In 1977, RadioShack released the TRS-80, offering another accessible option for home users. It boasted a full keyboard, a built-in BASIC programming language, and an affordable price point, making it a significant player in the home microcomputer market.

By the early 1980s, the rise of the IBM PC, introduced in 1981, brought personal computing to a new level of sophistication. With its open architecture and compatibility with industry-standard software, the IBM PC set the standard for future computer systems and became a catalyst for the widespread adoption of microcomputers in homes and offices worldwide.

Legacy and Impact

The first microcomputers for home usage laid the foundation for a technological revolution that forever changed our lives. They democratized computing, empowering individuals to explore programming, unleash their creativity, and leverage the power of digital tools. The legacy of these early microcomputers can still be seen today in the widespread use of personal computers, the evolution of software and hardware, and the continuous advancements that shape our digital world.

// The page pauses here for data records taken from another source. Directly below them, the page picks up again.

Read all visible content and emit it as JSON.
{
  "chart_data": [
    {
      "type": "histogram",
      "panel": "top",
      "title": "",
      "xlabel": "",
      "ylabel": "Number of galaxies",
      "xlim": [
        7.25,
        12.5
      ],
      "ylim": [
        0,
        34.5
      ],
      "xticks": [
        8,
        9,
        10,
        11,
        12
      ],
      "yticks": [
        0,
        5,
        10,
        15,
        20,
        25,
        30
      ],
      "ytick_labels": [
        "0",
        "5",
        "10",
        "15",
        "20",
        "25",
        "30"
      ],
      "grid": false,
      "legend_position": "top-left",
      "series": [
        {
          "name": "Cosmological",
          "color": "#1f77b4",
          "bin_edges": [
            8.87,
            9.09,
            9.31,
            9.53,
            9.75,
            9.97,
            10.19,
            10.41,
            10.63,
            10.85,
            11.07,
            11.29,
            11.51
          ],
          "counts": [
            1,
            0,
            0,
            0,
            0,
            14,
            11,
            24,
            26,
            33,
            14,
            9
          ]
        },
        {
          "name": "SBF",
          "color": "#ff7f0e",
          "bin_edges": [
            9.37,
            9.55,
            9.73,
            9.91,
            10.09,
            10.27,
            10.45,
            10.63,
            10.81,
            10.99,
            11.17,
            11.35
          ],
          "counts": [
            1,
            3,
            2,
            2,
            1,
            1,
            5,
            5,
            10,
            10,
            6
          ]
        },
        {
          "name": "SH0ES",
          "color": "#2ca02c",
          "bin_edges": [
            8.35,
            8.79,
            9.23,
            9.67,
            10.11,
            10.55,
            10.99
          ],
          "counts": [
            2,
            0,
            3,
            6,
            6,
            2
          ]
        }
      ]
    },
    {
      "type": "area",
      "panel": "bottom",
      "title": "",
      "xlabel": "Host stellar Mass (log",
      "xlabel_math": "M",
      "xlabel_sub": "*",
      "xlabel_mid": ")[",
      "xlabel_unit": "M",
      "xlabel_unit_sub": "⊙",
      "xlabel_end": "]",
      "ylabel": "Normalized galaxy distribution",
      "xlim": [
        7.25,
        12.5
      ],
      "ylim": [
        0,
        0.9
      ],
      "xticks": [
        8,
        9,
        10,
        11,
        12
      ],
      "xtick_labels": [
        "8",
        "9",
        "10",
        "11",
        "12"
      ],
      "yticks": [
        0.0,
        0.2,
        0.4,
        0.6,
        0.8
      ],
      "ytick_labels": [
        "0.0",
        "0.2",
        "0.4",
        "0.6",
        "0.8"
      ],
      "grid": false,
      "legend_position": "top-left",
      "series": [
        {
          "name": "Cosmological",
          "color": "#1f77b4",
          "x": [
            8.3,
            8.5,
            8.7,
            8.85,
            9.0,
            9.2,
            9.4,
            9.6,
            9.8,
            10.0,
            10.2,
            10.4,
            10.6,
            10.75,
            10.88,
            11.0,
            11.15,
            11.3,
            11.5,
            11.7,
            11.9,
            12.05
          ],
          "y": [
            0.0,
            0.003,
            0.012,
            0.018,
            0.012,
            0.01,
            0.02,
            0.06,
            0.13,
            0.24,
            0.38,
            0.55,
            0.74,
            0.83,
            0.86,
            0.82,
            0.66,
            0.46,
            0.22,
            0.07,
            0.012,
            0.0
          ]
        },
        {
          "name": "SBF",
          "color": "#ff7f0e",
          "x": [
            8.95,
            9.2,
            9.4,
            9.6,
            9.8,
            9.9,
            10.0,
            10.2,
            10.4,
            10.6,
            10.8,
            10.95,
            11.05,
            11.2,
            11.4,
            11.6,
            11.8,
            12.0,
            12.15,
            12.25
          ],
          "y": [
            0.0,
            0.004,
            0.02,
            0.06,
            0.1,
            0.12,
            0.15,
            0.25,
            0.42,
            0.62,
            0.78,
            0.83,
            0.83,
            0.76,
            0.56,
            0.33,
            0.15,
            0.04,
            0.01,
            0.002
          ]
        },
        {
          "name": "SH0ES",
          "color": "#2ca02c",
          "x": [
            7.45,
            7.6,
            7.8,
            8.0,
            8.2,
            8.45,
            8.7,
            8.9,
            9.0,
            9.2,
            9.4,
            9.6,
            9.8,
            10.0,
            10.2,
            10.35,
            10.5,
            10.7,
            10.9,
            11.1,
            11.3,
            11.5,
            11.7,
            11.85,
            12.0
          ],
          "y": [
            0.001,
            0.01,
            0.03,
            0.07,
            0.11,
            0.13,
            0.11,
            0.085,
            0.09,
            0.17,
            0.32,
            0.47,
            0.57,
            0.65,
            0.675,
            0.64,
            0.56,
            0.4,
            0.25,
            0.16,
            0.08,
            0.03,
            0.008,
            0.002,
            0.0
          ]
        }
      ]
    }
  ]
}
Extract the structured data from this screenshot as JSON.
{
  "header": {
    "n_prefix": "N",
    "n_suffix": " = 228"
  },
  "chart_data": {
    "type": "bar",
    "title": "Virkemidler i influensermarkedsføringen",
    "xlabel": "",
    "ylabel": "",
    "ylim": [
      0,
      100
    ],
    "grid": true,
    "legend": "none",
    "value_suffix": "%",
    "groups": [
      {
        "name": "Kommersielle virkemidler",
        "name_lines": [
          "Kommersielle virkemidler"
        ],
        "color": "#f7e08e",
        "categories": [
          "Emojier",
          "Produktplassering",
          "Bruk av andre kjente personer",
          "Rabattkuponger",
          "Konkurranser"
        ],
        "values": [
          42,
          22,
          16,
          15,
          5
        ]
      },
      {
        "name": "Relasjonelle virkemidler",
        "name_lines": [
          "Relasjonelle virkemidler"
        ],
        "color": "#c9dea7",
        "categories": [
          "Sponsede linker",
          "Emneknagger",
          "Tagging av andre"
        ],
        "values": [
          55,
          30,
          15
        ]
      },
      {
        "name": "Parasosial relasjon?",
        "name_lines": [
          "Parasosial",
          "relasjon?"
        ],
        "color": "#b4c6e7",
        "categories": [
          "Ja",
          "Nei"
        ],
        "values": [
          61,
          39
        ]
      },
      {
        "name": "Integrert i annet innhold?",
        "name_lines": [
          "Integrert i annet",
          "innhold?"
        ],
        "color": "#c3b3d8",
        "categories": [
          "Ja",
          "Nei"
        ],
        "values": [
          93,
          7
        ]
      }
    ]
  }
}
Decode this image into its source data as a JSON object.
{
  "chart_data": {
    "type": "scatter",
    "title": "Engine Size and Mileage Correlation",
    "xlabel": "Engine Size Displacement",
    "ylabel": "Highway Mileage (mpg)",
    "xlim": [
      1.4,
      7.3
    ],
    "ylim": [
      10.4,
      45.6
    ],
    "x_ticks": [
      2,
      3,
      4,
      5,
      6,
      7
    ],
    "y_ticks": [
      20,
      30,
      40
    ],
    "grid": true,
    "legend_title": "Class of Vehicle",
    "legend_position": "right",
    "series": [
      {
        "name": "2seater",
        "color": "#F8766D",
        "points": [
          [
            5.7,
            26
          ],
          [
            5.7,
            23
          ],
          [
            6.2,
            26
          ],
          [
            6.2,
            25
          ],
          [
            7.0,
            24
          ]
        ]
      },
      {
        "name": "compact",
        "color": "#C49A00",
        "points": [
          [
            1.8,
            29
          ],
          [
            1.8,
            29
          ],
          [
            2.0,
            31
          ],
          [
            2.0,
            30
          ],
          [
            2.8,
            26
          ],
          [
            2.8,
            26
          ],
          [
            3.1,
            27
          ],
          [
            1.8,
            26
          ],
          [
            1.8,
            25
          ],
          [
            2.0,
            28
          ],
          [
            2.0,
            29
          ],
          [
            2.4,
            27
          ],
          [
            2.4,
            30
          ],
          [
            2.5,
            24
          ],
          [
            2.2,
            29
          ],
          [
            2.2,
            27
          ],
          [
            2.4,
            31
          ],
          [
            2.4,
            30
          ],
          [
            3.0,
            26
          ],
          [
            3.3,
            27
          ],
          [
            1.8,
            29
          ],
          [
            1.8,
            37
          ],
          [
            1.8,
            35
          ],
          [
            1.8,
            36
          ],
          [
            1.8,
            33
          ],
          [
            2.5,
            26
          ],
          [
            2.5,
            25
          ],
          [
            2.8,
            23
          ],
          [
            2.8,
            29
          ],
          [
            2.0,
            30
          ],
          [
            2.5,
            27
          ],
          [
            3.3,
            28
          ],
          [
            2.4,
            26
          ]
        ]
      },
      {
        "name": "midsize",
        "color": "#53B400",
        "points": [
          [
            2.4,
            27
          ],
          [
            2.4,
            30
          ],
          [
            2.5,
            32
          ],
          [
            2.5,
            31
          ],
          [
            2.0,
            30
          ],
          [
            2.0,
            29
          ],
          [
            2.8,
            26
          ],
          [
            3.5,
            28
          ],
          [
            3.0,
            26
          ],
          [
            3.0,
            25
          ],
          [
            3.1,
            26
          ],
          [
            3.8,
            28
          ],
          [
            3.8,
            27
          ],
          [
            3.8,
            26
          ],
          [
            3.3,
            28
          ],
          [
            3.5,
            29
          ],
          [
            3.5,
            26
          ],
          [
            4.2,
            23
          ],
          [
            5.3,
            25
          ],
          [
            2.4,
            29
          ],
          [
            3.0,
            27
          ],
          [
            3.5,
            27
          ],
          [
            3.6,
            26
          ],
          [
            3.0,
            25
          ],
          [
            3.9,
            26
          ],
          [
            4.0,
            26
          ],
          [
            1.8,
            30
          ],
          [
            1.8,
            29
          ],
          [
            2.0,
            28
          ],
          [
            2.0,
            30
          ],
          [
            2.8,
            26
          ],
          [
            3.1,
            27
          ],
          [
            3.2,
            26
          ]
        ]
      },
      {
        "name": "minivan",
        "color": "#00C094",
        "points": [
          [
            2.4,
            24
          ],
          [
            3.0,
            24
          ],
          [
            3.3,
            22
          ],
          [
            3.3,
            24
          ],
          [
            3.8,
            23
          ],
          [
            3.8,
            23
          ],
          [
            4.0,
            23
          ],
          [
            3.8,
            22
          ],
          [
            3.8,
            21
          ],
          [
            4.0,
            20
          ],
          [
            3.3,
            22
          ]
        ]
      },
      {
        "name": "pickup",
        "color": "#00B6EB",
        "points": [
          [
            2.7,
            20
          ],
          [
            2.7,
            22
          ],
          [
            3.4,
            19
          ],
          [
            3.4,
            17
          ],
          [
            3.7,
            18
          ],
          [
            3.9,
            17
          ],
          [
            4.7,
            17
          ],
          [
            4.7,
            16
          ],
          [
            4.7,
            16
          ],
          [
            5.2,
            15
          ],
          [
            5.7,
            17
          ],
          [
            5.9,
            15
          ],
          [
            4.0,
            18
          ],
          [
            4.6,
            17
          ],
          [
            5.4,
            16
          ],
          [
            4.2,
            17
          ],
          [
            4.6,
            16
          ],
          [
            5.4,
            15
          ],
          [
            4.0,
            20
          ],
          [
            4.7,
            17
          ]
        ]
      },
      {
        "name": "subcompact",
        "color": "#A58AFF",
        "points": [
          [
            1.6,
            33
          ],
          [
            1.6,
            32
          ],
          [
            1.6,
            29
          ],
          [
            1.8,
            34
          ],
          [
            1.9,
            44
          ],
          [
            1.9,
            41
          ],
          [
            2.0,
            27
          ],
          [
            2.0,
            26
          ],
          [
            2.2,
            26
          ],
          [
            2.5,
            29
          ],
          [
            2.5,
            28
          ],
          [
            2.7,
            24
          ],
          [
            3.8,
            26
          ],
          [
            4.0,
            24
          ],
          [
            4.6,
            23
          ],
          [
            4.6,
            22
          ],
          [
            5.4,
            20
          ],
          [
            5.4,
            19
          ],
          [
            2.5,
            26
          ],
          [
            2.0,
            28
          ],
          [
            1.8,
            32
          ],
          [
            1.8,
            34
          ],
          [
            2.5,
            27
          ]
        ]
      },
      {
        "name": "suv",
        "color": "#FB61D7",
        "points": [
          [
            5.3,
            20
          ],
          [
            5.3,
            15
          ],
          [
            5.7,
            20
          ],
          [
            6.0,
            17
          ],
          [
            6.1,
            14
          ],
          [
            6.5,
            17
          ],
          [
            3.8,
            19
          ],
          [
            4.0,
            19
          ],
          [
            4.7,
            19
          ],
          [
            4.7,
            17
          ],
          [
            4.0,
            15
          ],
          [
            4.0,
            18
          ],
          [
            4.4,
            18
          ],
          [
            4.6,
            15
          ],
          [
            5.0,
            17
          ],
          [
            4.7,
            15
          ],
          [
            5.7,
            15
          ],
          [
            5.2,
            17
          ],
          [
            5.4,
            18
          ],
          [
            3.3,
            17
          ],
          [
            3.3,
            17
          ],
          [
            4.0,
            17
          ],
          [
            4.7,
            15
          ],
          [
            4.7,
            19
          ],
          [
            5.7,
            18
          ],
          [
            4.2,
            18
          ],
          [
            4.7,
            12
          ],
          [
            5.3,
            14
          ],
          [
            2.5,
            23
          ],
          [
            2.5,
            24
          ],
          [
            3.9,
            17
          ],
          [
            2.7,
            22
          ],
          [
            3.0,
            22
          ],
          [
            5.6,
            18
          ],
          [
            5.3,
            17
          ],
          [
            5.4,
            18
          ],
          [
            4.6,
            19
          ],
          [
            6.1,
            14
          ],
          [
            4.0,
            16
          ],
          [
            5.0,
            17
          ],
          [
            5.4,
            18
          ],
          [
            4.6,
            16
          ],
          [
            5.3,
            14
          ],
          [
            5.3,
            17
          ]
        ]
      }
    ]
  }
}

The history of the first microcomputers designed for home usage is a testament to human ingenuity, perseverance, and the desire to bring technology into the hands of everyday people. From the Altair 8800's DIY spirit to the Apple II's user-friendly design, these early microcomputers paved the way for the digital revolution we experience today. As we reflect on their humble beginnings, we can appreciate the transformative impact they had on society and how they set the stage for the interconnected, tech-driven world we now inhabit.